Building Future-Ready Schools

How a school in Barbados can become the model for reinventing the high school experience beyond the classroom
By Russlynn Ali
Russlynn Ali speaking at Opening of the Oceana Innovation Hub

What an extraordinary honor it is to stand with you today. Because what we are celebrating isn’t just a building—it’s a breakthrough. Today marks the birth of something the world has never quite seen before: A school where climate-resilient design and cutting-edge pedagogy don’t just coexist—they converge to ignite something entirely new. 

Where architecture and instruction align.

Where the walls teach. The windows model. The air itself reminds students of the future they are being prepared to lead.

And to the global force behind this vision: Prime Minister Mia Mottley. Few leaders have done more to center both climate justice and educational transformation on the world stage than you. You have made it unmistakably clear: the climate crisis is not tomorrow’s threat—it is today’s mandate. And it demands bold, systemic, imaginative action.

Our partnership with the Prime Minister and this extraordinary country has emboldened us—to think bigger, act faster, and believe more deeply in what becomes possible when equity, sustainability, and vision align.

At XQ, our mission has always been about more than rethinking classrooms.

It’s about rethinking what school is, what it does, and most importantly— who it’s for.

We believe school must be where young people practice power. Where they design, build, test, and reflect—the very skills they’ll need to lead in an era of accelerating complexity.

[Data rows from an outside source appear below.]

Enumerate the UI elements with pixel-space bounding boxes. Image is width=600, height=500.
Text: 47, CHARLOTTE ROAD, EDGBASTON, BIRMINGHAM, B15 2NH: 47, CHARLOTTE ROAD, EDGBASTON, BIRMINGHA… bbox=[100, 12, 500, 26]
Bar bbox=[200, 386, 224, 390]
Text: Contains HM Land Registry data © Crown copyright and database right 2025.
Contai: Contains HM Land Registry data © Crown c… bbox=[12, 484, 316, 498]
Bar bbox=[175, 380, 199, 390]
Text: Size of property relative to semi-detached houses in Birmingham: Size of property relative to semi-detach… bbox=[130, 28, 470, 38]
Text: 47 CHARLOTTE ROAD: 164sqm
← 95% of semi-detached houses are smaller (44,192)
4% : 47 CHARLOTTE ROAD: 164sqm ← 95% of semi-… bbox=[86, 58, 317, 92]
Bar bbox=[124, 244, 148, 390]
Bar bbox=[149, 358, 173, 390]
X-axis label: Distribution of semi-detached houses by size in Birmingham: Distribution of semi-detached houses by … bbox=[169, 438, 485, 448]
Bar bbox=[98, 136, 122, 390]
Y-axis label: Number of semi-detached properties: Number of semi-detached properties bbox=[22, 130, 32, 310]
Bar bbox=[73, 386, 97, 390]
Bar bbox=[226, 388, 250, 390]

And here, in this extraordinary Oceana Innovation Lab, that philosophy comes alive—in form and in function. Oceana isn’t just climate resilient— it’s instructionally radical. Here, students will study passive cooling not from a diagram, but in the breeze. They’ll calculate solar output not on worksheets, but from their own rooftop. They’ll engage with circular design, sustainable food systems, stormwater harvesting, regenerative materials—all as part of their daily school experience.

Oceana is what it means to learn by doing. To solve real problems. To prepare not just for college or career—but for the world as it is and as it must become.

Because this isn’t just a building—it’s a manifesto. A declaration that education and sustainability are not separate ambitions, but shared purpose. That learning shouldn’t be interrupted by disaster—but inspired by it. That we can build schools that don’t just protect students—but prepare them.

To thrive. To innovate. To lead.

Here in Barbados, you’ve done what few have dared to do: You’ve merged urgency with imagination. Infrastructure with instruction. Form with moral function.

What we’ve created together is nothing short of revolutionary. We at XQ and Emerson are so proud to be in this work with you.

To every architect, educator, policymaker, parent, and student who brought this to life—thank you. To  Geoffrey Canada, one of XQ’s founding Board members: who shaped my thinking and my courage in this work from the very beginning. Thank you for teaching the planet what it means to lead with heart and with rigor – for creating a global model —97 blocks with the Harlem’s Children’s Zone—reminding us all that schools don’t exist in isolation—they live inside communities.

And to everyone here who helped Oceana exist. You helped redefine the possible. Thank you for building something that doesn’t just resist the storm—but rises above it. Thank you for proving that we can build a better world—starting here, one school at a time. Because when we imagine the future of education—it looks like this:

A school that teaches students how to learn and how to last.

How to face uncertainty with clarity.

How to connect purpose with practice.

How to use their environment not as backdrop, but as laboratory—for justice, for innovation, for lasting change. 

Now, to make this new-to-the-world built environment, there was but one architect—a moral architect– and designer, a genius really, that I could think to call.  And that was Michael Murphy. From hospitals in Rwanda to memorials in Montgomery, and now to this groundbreaking lab in Barbados, Michael’s work demands beauty, justice, and dignity in every detail. And today—alongside, and because of, the brilliance of WoHo—one of few companies in the world who could manifest something this magnificent, with Anton, Borja at its head—today, this vision comes to life.